В ее голосе не было ни угрозы, ни тем более кокетства, только глубокая убежденность в том, что иначе и быть не может.
– Еще чего! – улыбнулся Георгий. – Нашла о чем думать. Дай-ка я свет включу – посмотрю на тебя…
Он и без света видел на Нинкиной бледной щеке красное пятно – след от своей ладони. Видеть его было мучительно, а не видеть – невозможно. Наклонившись, он осторожно поцеловал это невыносимое пятно.
– Чтоб не болело? – улыбнулась Нина. – Помнишь, спину целовал – от пружин? Я тогда подумала: да за такое и кожу всю сама с себя сдерешь – не заметишь… А сегодня с той ночи год, знаешь?
– Да? – Он включил свет, стараясь не смотреть на пол, на обрывки Марфиного портрета. – Да, кажется, год. Быстро пролетел.
– Я уберу, уберу, – торопливо проговорила Нинка. – У мамаши реставратор есть знакомый, можно ему отдать. Только чтобы потом продать, совсем продать!
– Ночь уже, Нин, давай спать ляжем, – сказал Георгий. – Завтра работа опять, кончилась лафа. Если это лафа была… Замок только прикручу – с болтами же вырвал, дверь не закрывается.
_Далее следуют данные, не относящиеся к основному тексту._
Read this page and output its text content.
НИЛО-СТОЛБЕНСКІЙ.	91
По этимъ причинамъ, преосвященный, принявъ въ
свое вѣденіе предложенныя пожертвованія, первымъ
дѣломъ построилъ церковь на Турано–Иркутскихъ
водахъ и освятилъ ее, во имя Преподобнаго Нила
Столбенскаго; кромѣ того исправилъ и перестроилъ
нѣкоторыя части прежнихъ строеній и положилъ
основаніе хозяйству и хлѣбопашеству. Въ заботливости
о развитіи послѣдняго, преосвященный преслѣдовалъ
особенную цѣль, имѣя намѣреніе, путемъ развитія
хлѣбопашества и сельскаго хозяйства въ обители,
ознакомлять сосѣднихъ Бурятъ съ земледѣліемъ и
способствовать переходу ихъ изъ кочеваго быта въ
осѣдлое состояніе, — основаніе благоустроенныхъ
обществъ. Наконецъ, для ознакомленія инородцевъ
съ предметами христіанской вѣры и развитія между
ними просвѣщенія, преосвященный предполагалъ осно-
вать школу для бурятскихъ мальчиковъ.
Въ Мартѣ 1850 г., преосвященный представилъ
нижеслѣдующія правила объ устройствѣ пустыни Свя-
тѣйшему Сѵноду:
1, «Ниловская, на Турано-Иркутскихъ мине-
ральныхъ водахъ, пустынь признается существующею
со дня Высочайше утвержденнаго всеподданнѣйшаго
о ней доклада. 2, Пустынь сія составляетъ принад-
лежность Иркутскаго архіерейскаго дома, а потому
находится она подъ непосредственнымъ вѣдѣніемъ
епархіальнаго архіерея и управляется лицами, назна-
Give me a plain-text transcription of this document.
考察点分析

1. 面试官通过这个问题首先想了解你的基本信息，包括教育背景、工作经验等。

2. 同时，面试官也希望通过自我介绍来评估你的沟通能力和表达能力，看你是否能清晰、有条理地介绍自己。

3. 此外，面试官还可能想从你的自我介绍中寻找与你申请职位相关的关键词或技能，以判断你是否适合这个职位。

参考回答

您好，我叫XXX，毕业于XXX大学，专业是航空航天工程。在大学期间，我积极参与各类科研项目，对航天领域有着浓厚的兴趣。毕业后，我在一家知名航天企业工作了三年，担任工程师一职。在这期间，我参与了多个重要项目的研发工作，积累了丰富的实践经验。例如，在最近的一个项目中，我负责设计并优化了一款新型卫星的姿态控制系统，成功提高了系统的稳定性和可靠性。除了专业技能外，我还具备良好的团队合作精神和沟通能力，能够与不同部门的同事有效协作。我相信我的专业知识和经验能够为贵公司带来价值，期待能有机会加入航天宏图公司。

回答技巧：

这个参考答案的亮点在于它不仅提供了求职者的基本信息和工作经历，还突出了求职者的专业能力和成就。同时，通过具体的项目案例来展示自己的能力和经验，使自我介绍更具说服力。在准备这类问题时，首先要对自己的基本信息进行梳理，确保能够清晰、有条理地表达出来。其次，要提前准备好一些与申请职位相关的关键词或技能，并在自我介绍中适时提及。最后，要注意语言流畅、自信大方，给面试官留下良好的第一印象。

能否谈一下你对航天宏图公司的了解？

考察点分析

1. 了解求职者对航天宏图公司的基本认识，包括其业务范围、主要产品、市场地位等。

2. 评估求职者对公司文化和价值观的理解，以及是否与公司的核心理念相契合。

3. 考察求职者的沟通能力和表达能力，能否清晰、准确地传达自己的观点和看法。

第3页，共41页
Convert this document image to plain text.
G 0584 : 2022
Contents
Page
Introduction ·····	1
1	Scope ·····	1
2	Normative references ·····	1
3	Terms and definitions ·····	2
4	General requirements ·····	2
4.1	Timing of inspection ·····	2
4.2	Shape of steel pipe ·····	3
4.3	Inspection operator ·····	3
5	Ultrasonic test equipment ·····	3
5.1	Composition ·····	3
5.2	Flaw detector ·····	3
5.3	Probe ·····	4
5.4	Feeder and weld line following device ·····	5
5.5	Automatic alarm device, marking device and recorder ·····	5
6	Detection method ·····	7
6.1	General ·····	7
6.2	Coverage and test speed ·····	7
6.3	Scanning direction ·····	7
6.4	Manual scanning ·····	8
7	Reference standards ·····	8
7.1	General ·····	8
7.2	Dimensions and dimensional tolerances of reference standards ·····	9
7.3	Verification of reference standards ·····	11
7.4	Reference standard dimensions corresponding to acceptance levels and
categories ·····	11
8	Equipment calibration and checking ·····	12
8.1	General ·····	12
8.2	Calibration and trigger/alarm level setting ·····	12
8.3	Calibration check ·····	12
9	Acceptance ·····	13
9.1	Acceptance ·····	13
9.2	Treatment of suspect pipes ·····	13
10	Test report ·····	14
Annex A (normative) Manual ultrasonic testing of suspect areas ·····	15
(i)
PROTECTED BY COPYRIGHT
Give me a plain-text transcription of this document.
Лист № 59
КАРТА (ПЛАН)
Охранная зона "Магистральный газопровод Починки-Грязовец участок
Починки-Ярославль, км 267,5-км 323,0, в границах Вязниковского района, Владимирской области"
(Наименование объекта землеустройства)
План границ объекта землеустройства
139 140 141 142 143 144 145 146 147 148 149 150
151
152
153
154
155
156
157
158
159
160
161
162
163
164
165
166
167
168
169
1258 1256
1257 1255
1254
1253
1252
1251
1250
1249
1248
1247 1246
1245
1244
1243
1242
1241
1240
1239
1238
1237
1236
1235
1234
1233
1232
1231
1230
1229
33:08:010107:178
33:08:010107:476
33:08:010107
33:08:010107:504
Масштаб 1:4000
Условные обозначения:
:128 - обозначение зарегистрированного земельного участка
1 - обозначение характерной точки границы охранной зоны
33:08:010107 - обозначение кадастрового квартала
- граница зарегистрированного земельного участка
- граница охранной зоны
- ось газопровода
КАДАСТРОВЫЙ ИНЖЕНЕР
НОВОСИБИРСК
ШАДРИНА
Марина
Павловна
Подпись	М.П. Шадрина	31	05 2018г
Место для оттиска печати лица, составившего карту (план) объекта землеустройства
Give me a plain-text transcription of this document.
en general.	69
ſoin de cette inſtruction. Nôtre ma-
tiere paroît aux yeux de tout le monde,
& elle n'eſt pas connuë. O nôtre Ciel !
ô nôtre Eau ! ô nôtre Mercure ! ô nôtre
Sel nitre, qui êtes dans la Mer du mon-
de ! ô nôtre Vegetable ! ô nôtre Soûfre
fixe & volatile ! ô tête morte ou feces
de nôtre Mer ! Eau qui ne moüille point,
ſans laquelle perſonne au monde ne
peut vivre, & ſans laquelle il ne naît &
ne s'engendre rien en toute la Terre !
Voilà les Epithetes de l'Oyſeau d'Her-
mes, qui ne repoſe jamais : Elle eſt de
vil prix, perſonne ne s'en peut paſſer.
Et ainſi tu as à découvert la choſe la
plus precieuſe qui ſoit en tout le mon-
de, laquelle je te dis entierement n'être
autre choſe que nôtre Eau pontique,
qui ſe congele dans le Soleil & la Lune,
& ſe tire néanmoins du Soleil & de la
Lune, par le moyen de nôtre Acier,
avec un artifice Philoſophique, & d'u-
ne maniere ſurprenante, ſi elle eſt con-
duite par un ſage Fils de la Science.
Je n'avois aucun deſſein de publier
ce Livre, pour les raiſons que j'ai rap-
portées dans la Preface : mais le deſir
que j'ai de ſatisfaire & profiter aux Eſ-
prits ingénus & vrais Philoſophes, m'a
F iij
Он не спал еще долго после того, как починил дверной замок и, встряхнув постель от попавших на нее осколков, растянулся на скрипучем матрасе. Нинка тоже не спала, но лежала тихо, даже не пытаясь растеребить его, как всегда это делала, прикасаясь своими нервными, возбуждающими пальцами к самым чувствительным точкам его тела, которые она находила безошибочно.
Если бы она не сказала, что ровно год прошел с их первой встречи, Георгий, конечно, об этом и не вспомнил бы. А теперь он невольно думал только об этом. То есть даже не о самой встрече с Ниной, а обо всей той ночи, которую помнил до пронзительности ясно. Как летел по улице, задыхаясь от полного, чуть не до слез, счастья, как не касался ногами земли и еле сдерживался, чтобы во весь голос не прокричать счастливые в своей бессмысленности слова: «Я все могу! Я добьюсь всего, чего хочу! Она моя – и эта жизнь, и этот город, и все-все-все!»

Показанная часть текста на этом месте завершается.